In 2000, Luo Hong founded a moon-cake factory in Shenyang in northeastern China's Liaoning Province. But only one year later, he decided to take down the factory and build a new one. He thought the factory didn't match international sanitary standards, so he added 50 million yuan, or about 6.7 million US dollars, to rebuild it to meet the international standards of the pharmaceutical industry.

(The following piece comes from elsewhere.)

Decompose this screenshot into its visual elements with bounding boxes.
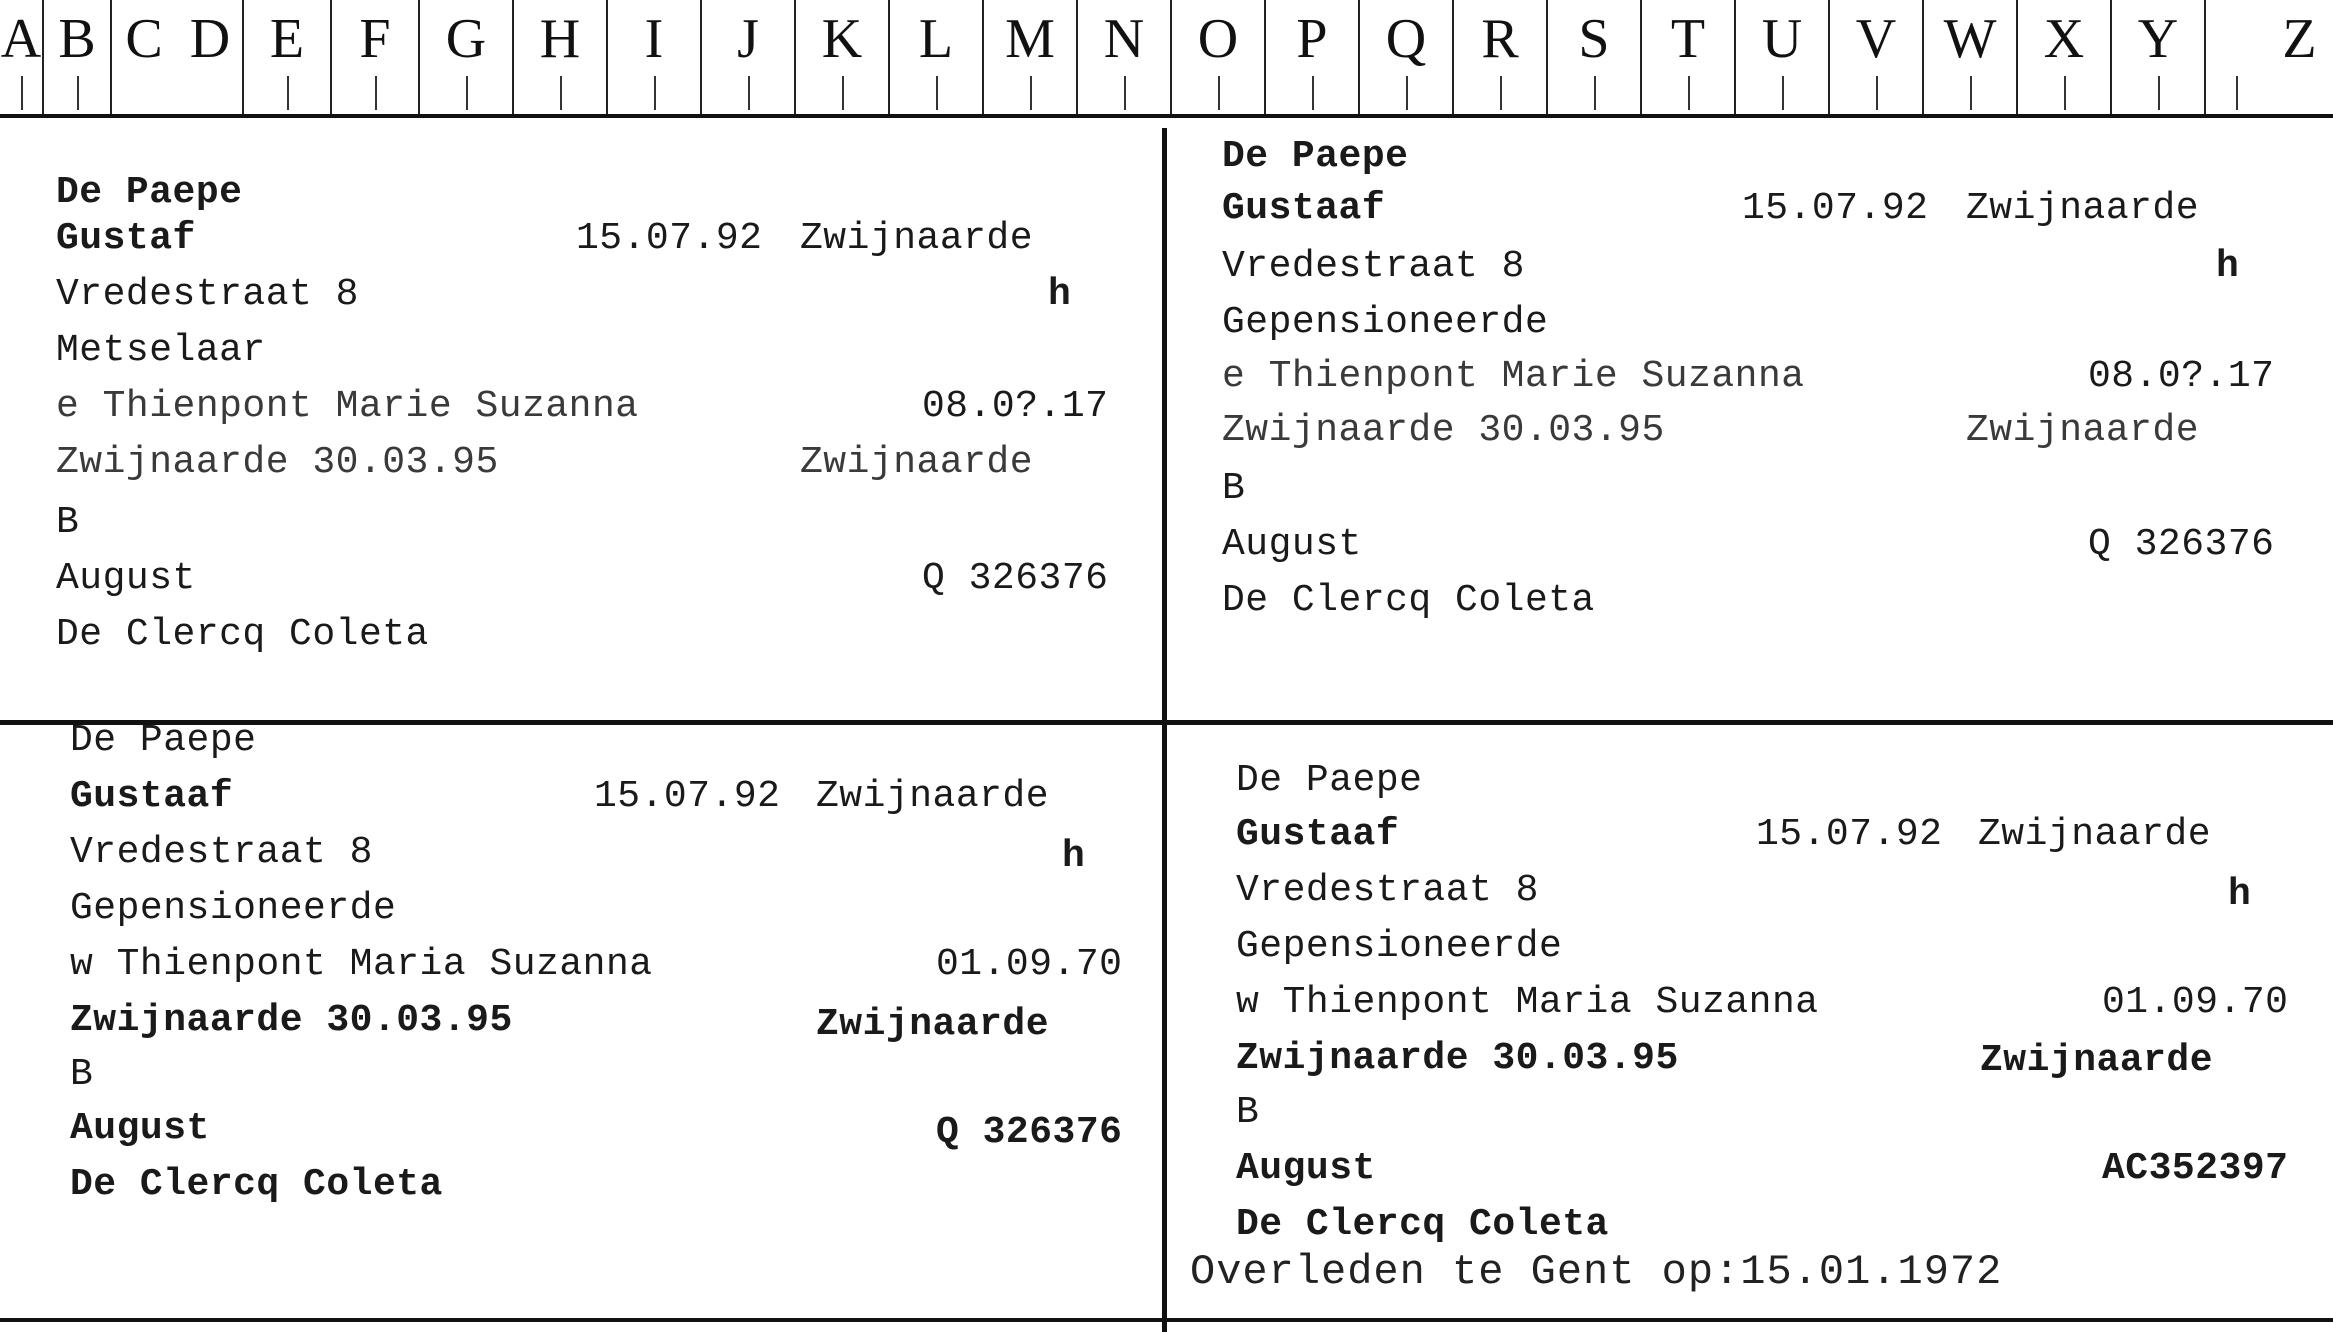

His love for wild animals has made Luo Hong a vocal environment protector. He has also set up a personal environmental-protection fund in the UN Environmental Program, which is the first in UN history. The first fund of 2 million yuan or about US$270,000, has been used to protect the environment in the Lake Nakuru National Park of Kenya.
In 2006 he established the Luo Hong Environment Foundation whose aim is to train and reward youth worldwide working in environmental protection. Two years ago he travelled to the Arctic and Antarctic to photograph wild animals whose habitat is slowly disappearing with the melting tundra.
In 2008, his Foundation sponsored UNEP's Painting Competition by Children in China, a hugely successful event with about 1.5 million participants.